# Principiantes > Primeros pasos en la magia >  Buscando un tapete

## biccthor

Buenas,

Estoy empezando en el cartomagia y me gustaría comprar un buen tapete, ya para que dure, y me gustaria que me recomendarais alguno, o en que datos me tengo que basar para su eleccion, ya que hay mucho tipos y muchos precios y creo que lo que en algunos ya solo por poner la palabra profesional le suman 15€ mas, jajajaj.

Si me podeis pasar algun link por privado, o decirme cual teneis vosotros y si estais contentos, seria genial.

Un saludo.

----------


## Solfa

Para empezar, te sobra y basta con este:

http://www.tiendamagia.com/tapete-verde-p-1589.html

----------


## biccthor

Gracias, este viernes voy a Madrid me pasare por la tienda de magia y me pillo uno de ese estilo.

----------


## Mariano2010

Buen consejo de Solfa, ese tapete te servirá para comenzar. Relación tamaño, precio y calidad están bien.
Saludos!

----------


## Mr Cabruti

Hey! Yo, por si os sirve, hace unas semanas bicheando un poco por el foro encontré un hilo bastante antiguo sobre como fabricar tu propio tapete. Yo seguí los pasos (un poco a mi manera la verdad) y me creé el mío. No se si te interesará pero a mi me hizo ilusión que mi primer tapete fuera "DIY" y la verdad que me quedo genial y es el que uso a diario.
Como digo, no se si te interesará pero es barato, sencillo y hace ilusión, al fin y al cabo lo has hecho tu, no otro tapete igual.
_EDITO: Además! Es mas económico que comprarte uno 
_
Aquí te dejo el enlace al hilo del foro: 
http://www.magiapotagia.com/showthread.php?t=12340

Así es como queda, bastante competente. El tacto es idéntico a uno original. 
tapete.jpg


Un saludo!! Espero te sirva!!  :001 302:  :001 302:  :001 302:

----------


## biccthor

Que bien te ha quedado, ¿Se adhiere bien a la mesa? o al depleglar las cartas se mueve un poco

----------


## biccthor

¿Que os parece este?  http://www.undermagic.com/es/tapetes...x50-cm-xl.html

----------


## Mr Cabruti

> Que bien te ha quedado, ¿Se adhiere bien a la mesa? o al depleglar las cartas se mueve un poco


Bueno eso fue un problema al principio, pero luego busque una pistola de esas de silicona en barra (que compré en un chino hace mil años jaja) y le puse unas tiritas abajo y no se mueve eso lo más mínimo. Está perfecta. 

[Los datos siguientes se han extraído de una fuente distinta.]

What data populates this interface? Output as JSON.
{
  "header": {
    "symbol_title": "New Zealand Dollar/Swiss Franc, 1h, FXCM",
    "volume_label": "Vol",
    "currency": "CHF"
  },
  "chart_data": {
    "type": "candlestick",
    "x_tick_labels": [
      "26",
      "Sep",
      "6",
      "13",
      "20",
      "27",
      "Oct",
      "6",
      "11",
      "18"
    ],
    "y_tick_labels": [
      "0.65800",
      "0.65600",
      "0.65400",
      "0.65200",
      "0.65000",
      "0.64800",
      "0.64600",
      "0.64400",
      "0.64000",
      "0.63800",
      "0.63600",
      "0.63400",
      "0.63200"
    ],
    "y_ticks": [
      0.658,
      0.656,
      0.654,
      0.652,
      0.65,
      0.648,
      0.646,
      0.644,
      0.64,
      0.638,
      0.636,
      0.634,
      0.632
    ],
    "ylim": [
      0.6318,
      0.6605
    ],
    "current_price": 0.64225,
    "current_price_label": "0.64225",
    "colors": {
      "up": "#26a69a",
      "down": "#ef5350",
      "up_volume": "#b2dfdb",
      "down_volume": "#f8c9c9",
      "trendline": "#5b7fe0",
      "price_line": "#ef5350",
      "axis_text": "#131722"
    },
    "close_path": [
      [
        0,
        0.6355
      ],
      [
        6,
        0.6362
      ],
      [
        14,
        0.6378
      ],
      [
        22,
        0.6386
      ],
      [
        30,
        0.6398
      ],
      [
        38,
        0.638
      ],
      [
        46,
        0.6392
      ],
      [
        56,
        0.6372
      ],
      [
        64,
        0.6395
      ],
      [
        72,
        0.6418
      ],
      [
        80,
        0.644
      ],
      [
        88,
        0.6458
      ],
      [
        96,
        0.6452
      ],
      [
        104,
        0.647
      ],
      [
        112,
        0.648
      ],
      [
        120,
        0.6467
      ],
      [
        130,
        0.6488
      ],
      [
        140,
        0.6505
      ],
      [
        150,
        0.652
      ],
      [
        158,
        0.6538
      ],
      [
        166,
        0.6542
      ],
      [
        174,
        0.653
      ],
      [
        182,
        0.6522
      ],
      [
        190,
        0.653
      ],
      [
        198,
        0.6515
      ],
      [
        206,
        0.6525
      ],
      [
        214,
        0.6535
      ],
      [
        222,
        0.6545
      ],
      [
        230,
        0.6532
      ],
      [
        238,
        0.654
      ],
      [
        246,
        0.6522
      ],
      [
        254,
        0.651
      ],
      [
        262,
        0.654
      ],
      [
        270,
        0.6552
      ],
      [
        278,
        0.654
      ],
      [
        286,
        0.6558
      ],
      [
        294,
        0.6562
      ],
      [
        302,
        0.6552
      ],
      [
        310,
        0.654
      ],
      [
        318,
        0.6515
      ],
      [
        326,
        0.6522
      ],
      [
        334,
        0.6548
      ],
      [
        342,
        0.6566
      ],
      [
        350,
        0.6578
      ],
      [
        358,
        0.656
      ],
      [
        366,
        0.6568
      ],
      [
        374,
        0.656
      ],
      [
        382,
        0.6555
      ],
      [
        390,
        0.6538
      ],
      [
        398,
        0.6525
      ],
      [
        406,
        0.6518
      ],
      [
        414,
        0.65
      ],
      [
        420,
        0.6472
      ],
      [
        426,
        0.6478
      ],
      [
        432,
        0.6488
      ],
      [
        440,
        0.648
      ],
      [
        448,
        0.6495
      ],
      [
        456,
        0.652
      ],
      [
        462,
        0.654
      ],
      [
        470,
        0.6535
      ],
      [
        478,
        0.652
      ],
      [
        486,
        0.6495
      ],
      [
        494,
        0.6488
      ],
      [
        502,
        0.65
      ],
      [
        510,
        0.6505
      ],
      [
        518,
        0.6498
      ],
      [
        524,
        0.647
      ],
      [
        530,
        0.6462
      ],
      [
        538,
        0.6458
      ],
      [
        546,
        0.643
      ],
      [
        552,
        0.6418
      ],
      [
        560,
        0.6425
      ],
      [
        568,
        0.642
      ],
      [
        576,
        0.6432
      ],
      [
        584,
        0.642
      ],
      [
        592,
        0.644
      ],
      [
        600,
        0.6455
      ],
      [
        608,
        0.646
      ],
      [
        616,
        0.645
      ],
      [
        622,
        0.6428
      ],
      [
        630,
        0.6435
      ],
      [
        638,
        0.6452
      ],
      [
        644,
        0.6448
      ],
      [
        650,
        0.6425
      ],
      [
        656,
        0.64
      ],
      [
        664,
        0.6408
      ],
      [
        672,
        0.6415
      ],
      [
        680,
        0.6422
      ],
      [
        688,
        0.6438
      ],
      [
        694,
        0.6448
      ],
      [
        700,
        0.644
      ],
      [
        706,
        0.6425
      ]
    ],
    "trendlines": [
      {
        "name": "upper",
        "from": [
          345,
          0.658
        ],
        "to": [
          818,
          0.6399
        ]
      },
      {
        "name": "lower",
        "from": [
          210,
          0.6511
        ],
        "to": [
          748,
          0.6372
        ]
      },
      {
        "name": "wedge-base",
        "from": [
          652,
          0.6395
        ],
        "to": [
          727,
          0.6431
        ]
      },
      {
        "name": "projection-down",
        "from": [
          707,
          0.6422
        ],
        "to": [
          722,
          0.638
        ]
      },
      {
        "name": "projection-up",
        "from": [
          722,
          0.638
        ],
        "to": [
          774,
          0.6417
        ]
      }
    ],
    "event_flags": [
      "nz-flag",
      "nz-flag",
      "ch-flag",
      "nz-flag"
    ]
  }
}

Y respecto al ultimo ese que has pasado. A mi personalmente me gusta, tiene buenas pintas. De hecho en un principio pensé en buscarme un trozo de neopreno para fabricar mi propio tapete. Si al final te decantas por ese ya nos contarás como va. 
Saludooos!!  :001 302:

----------


## Solfa

Te ha quedado genial el tapete!!!! Y por cierto, esa baraja me flipa!

----------


## Mr Cabruti

Si tio! Es de mis favoritas. (Yo además de magia y cardistry, colecciono barajas) Y para magia mis favoritas son la peelers y la cherry casino negra. Para cardistry la virtuoso fw17, la orbit 4th edition y la memento mori. Me alegro que te guste, y gracias, la verdad que estoy muy orgulloso con el resultado del tapete  :001 302:  :001 302:  :001 302: 
jaja

----------


## tsunami_

Hola

Yo me hice uno un poco más simple con un tapete rancio de un euro y pegándole debajo una malla antideslizante para alfombras. Era otro modelo de malla pero  más o menos de este estilo:
http://www.aki.es/productos/red-antideslizante/idp9479

La pegué con una brocha y aplicándole cola blanca. Hay que aplicar poca para no mojar el tapete pero que se pegue.

Un saludo

----------